1. keep the dryer receptacle and buy the following.
10-30 plug.
SOOW 10/3 wires from home depot(will be used as extension cord.) heres the numbers on them
(UL) C(UL) SOOW 3/C 10AWG(5.26mm^2) 105*C VW-1 600V E215210 100281-001
buy a box to put the 6-50 receptacle.

Issue i see with this is that the receptacle is mobile and not wall mounted. not to mention the box is metal and ground is connected to box? will this be a problem?


2. keep the dryer receptacle
hardwire the extension cord directly to the welder. meaning
buy 10-30 plug
SOOW 10/30 wires (connect this directly to welder.) 
this seems safer since i wont have a mobile plug in box. my welder will just have a long cable which is fine with me.

3. change out the receptacle on the wall to 6-50.
this seems like the best idea but do i need to change anything else?
I own the home and i know i wont be putting a dryer in the garage plus a 6-50 plug could prove more usefull in case i purchase more high voltage tools.

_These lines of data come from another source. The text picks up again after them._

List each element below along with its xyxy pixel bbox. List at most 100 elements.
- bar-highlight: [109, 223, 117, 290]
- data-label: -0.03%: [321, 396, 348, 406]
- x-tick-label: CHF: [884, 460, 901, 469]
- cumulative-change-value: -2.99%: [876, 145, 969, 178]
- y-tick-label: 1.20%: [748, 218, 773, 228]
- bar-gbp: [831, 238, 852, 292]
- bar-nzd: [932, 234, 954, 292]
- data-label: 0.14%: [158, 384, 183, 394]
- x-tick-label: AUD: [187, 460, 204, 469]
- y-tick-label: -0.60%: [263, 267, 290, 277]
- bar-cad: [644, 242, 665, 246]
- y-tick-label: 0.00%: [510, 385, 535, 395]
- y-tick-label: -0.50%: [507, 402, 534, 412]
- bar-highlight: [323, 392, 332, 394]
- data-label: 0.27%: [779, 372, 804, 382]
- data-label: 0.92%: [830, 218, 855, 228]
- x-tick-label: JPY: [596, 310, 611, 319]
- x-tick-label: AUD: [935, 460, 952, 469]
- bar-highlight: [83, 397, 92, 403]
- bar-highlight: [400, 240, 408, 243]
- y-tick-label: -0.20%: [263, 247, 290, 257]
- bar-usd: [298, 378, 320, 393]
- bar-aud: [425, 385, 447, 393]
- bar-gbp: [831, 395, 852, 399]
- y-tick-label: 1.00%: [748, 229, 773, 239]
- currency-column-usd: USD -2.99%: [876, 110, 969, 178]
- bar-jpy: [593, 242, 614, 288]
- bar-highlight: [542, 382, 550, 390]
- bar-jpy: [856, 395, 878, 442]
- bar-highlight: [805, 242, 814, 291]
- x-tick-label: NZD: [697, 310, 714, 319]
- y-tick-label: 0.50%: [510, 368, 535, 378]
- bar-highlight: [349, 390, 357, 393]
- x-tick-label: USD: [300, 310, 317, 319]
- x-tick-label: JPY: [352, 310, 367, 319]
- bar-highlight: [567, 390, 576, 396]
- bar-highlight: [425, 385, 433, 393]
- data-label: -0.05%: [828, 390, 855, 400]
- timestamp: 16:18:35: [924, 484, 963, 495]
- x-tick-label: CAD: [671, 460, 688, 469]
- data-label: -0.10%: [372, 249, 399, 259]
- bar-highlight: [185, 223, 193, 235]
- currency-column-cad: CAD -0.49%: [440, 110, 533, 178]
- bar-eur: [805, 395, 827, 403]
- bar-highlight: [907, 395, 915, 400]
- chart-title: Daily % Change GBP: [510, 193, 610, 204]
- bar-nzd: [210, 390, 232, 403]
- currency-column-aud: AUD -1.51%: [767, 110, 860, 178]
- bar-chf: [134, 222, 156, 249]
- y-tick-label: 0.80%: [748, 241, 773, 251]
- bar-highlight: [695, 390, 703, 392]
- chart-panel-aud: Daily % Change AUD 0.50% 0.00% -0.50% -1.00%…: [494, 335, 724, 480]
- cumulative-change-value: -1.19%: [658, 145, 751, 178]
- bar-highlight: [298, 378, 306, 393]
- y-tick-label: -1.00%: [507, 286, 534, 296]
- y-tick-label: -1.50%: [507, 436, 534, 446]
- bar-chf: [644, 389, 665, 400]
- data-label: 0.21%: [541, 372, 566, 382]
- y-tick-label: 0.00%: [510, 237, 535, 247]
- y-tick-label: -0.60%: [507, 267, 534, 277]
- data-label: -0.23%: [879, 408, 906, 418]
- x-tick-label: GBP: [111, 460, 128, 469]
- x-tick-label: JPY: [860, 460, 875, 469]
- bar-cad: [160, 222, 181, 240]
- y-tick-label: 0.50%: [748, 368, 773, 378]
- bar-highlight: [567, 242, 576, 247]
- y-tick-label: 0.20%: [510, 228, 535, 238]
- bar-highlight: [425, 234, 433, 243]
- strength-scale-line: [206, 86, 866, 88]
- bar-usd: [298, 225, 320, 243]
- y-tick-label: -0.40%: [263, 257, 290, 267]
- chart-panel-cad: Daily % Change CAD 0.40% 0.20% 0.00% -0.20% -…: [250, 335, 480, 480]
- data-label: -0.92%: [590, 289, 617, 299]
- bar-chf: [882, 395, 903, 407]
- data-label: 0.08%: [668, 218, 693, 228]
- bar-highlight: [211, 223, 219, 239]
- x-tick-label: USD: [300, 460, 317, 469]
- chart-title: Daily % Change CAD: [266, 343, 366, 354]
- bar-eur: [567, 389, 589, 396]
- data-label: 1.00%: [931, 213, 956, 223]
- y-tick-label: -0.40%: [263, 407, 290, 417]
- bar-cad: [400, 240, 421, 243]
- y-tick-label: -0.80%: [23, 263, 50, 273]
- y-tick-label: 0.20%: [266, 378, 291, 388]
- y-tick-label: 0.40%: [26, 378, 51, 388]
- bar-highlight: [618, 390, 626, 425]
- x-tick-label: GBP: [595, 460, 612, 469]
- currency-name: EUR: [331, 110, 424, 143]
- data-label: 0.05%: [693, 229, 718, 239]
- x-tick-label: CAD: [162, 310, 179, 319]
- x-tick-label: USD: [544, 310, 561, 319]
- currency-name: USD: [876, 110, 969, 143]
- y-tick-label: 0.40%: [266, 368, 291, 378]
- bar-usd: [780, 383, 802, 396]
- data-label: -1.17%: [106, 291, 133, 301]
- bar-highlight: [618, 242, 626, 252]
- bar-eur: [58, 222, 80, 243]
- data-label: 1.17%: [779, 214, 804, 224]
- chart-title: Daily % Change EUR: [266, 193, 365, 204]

now this raised a few questions.
1. both have 3 prongs.dryer plug has live , live and neutral. my mig welder has live, live and green (ground) 
would i be able to connect the neutral to the ground? or is this a safety issue(I saw that ground to neutral is a no no but does the neutral in dryer plug serve as a ground?)
2. How do i properly convert the wall receptacle to 6-50?
The 6-50 receptacle only have 3 wires on the back. live live and one labeled green. does the green connect to the ground or the neutral bar in sub panel?
if to the neutral then i can just swap out the receptacle and not mess with sub panel connectors. but if ground then i loose the neutral?

please advise. thank you


----------



## rlc3854 (Dec 30, 2007)

Uh you didn't read the rules did you? IBTL.


----------



## denny3992 (Jul 12, 2010)

Ibtl


----------



## ls325ci (Oct 2, 2014)

i did not. i didnt see it on this sub forums... ill go searching for it now.


----------



## ls325ci (Oct 2, 2014)

I cant seem to edit/delete the thread. 
I apologize. going to go find the DIY forums.

thanks


----------